4. It ignores small bloggers and gives power to the publishers.
Having the largest and most powerful publishers being the most recommended places inherent value on their content over what others may submit. Right off the bat, they have the most followers, based on brand equity.
Further, what will be the algorithm for submissions to make it to the new front page called ‘Top News’. I may eat my words here, but based on what I perceive it disproportionately favors publishers over the smaller, niche blogs.
I think that Digg will have to evolve to have the similar social buttons as Twitter and Facebook – as in, come join my Digg community!
5. Product should be a dictatorship. Not consensus driven.

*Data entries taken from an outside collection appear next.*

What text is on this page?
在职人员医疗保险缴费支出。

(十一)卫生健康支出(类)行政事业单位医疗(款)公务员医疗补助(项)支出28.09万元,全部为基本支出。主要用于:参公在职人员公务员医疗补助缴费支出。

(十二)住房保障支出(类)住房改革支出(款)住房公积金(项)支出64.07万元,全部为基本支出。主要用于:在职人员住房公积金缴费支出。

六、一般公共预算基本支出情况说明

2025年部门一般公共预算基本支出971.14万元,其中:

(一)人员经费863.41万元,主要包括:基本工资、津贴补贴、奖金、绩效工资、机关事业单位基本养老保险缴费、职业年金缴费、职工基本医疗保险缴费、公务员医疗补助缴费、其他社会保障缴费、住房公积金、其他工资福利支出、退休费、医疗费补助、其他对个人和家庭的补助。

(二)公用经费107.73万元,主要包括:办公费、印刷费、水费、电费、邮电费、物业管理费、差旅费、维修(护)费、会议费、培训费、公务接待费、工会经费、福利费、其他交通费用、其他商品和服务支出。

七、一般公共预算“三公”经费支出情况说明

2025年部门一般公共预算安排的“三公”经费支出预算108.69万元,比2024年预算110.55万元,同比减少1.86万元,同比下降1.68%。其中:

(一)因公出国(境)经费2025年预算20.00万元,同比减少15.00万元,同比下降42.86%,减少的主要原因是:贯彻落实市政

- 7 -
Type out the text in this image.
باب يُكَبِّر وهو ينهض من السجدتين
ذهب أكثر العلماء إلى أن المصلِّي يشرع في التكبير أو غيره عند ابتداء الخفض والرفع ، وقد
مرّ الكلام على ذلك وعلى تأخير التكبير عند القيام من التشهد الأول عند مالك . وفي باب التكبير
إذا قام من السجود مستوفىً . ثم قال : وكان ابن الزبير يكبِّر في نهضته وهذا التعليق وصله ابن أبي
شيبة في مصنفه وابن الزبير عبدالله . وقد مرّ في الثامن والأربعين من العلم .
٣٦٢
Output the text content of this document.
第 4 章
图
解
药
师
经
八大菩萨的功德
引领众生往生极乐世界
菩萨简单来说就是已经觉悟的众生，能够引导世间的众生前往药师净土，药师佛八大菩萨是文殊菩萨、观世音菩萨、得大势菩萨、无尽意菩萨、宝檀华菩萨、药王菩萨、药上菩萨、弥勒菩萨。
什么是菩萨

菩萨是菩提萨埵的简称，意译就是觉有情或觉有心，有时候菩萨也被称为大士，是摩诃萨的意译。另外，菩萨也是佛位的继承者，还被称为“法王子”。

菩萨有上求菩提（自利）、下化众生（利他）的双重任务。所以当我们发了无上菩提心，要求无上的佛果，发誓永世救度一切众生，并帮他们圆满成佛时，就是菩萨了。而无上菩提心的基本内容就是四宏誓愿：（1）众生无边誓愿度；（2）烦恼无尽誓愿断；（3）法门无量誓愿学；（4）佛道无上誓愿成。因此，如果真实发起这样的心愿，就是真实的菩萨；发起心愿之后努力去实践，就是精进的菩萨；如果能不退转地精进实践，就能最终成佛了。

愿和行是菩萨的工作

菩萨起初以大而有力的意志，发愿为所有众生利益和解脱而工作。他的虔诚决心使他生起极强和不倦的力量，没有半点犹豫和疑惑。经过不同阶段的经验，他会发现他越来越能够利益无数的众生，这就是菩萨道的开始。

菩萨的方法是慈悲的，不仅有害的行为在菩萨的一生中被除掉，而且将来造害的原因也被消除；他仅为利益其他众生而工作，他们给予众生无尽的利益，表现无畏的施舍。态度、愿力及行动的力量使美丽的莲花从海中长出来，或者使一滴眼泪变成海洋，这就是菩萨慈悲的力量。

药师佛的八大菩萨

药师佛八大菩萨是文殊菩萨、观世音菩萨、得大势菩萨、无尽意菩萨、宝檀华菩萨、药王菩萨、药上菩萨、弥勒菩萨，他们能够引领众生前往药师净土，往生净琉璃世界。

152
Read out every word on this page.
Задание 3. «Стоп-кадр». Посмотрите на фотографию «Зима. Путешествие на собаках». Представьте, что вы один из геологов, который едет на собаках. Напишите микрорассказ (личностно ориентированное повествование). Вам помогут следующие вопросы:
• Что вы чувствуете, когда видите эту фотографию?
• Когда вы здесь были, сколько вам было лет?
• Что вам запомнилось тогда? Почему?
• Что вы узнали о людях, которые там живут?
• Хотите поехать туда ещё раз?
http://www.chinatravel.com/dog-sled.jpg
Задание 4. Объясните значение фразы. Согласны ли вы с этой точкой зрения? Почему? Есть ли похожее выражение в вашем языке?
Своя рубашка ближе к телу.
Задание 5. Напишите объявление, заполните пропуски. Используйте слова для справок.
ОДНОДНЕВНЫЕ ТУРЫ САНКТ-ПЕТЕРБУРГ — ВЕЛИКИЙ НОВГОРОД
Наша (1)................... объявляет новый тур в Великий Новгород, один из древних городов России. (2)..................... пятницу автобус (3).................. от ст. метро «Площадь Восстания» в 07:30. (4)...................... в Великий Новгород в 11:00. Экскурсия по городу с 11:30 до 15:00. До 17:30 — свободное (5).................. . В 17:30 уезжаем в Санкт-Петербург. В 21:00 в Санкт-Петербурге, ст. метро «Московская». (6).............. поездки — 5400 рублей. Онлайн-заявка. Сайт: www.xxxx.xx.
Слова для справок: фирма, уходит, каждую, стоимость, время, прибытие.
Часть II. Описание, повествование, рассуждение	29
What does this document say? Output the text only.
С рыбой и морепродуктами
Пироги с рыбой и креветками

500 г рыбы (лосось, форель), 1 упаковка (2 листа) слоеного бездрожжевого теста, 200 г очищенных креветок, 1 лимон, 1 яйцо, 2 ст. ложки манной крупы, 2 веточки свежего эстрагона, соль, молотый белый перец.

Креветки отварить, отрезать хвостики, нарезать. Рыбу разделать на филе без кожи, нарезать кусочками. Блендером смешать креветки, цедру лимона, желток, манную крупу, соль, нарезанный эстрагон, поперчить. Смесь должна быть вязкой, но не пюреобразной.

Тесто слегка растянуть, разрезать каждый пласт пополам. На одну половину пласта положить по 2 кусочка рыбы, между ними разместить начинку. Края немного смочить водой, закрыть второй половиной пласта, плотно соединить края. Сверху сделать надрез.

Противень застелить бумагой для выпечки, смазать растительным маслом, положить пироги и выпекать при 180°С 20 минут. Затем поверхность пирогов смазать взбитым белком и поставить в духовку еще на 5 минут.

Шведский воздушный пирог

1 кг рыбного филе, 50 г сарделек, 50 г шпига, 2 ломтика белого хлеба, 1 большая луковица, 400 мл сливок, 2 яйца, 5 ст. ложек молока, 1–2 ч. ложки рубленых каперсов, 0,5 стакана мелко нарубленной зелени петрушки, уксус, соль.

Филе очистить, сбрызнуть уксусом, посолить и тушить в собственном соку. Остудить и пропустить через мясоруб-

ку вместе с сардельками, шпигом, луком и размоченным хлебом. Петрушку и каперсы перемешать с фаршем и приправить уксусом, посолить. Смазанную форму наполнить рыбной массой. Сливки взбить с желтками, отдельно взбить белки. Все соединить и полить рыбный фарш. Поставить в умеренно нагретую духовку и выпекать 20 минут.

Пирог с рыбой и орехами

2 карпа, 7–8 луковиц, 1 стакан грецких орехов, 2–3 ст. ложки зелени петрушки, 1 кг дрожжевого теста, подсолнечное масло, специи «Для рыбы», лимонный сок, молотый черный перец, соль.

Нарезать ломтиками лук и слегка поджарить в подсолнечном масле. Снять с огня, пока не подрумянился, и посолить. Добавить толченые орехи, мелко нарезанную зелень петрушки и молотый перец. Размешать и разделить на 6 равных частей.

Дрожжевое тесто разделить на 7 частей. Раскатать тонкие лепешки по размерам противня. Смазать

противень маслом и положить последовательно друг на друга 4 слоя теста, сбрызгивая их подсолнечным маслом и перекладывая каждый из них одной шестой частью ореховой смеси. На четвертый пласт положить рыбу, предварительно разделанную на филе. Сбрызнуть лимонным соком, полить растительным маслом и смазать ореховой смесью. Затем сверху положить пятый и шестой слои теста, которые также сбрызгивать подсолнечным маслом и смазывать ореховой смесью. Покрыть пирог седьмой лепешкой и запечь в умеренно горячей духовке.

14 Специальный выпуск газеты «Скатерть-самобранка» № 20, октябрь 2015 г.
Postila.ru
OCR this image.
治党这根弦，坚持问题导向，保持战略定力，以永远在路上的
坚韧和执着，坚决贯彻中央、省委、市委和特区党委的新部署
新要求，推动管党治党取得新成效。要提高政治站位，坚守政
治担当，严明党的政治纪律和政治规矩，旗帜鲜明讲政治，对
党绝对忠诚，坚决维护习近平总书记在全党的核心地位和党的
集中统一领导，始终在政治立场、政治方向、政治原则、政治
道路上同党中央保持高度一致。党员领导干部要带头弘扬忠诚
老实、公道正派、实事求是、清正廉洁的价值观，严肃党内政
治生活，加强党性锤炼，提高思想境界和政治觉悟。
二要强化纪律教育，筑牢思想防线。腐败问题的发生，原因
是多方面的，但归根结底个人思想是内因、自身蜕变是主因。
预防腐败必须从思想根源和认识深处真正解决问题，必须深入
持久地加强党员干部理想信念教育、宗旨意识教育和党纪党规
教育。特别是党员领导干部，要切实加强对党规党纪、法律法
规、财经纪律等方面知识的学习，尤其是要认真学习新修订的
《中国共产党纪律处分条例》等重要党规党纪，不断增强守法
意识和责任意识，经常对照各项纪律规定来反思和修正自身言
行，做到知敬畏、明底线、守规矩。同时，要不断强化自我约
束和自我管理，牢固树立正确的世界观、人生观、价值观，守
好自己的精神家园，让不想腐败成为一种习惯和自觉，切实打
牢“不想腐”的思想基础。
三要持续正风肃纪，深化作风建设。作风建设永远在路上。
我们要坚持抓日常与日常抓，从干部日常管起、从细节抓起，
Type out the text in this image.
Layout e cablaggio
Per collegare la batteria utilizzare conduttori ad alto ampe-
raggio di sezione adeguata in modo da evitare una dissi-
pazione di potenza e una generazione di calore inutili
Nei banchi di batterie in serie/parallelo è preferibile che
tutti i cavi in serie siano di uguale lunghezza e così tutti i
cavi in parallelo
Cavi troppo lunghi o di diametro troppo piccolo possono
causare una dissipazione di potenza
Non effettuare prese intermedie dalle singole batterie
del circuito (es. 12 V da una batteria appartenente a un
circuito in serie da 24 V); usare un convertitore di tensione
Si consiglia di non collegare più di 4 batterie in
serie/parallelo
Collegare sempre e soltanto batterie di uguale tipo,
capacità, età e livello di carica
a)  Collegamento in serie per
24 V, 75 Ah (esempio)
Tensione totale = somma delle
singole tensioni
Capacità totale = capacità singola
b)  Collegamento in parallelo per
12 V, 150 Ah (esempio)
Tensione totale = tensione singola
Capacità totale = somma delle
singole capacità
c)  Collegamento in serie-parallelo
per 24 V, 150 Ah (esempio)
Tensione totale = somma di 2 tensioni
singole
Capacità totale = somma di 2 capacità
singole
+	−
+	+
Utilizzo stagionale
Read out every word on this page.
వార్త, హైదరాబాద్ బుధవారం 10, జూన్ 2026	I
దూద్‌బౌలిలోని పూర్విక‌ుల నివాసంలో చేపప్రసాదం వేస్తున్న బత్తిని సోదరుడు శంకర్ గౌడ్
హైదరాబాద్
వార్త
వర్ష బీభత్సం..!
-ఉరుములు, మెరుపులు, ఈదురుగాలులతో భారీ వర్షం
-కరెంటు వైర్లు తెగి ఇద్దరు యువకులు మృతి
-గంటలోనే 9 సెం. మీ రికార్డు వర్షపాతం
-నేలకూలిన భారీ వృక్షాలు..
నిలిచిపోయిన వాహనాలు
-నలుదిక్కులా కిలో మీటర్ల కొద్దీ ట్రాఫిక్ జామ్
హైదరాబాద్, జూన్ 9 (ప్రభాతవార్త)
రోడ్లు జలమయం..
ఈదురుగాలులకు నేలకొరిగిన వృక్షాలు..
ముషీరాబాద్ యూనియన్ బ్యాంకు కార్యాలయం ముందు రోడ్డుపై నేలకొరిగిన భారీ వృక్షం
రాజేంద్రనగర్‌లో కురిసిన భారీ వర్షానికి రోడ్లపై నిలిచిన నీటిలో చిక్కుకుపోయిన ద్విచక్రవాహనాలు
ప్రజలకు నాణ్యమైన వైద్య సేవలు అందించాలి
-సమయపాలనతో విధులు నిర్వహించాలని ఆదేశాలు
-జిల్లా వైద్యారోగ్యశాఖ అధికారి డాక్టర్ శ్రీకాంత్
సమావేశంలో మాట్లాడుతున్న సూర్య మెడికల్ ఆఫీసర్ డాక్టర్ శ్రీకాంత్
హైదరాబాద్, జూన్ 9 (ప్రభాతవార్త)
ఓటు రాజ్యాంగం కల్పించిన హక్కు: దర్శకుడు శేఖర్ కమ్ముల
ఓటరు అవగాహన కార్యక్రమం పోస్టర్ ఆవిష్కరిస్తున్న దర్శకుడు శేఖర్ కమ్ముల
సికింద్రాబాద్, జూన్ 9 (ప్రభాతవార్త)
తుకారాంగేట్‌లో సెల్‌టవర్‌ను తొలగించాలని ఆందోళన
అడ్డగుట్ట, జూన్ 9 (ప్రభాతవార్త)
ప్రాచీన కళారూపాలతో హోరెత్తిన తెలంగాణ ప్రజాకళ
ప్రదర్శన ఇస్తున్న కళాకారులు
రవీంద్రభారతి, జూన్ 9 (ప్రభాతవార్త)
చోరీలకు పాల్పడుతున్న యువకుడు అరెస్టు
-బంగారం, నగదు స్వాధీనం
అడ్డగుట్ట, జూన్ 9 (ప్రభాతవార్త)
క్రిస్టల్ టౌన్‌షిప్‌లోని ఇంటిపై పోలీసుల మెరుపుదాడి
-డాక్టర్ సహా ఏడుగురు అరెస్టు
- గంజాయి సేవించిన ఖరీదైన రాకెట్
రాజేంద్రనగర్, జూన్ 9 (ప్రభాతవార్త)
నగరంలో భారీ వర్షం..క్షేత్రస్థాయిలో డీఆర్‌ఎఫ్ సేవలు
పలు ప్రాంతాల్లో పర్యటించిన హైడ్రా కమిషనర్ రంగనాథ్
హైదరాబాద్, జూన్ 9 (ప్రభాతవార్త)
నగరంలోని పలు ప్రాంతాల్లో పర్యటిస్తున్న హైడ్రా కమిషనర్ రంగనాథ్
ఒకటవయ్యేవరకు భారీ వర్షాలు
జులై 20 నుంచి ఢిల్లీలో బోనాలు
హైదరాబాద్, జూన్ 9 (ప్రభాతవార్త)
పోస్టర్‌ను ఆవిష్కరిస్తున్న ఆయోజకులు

There are casualties. Hurt feelings. Angry users. But all of those things are necessary if you’re going to create something unique. The iPhone is clearly a vision of a single core team, or maybe even one man. It happened to be a good dream, and that device now dominates mobile culture. But it’s extremely unlikely Apple would have ever built it if they conducted lots of focus groups and customer outreach first. No keyboard? Please.
Digg is sort of on the opposite end of the spectrum The company has been standing still now for years as Facebook, Twitter and others have run laps around it. But the company is famous for listening to its hard core fanatical users. In 2007, for example, Kevin Rose surrendered to a mob of Digg users who were upset that Digg was blocking stories publishing the decryption key for HD DVDs. He wrote:
But now, after seeing hundreds of stories and reading thousands of comments, you’ve made it clear. You’d rather see Digg go down fighting than bow down to a bigger company. We hear you, and effective immediately we won’t delete stories or comments containing the code and will deal with whatever the consequences might be.
If we lose, then what the hell, at least we died trying.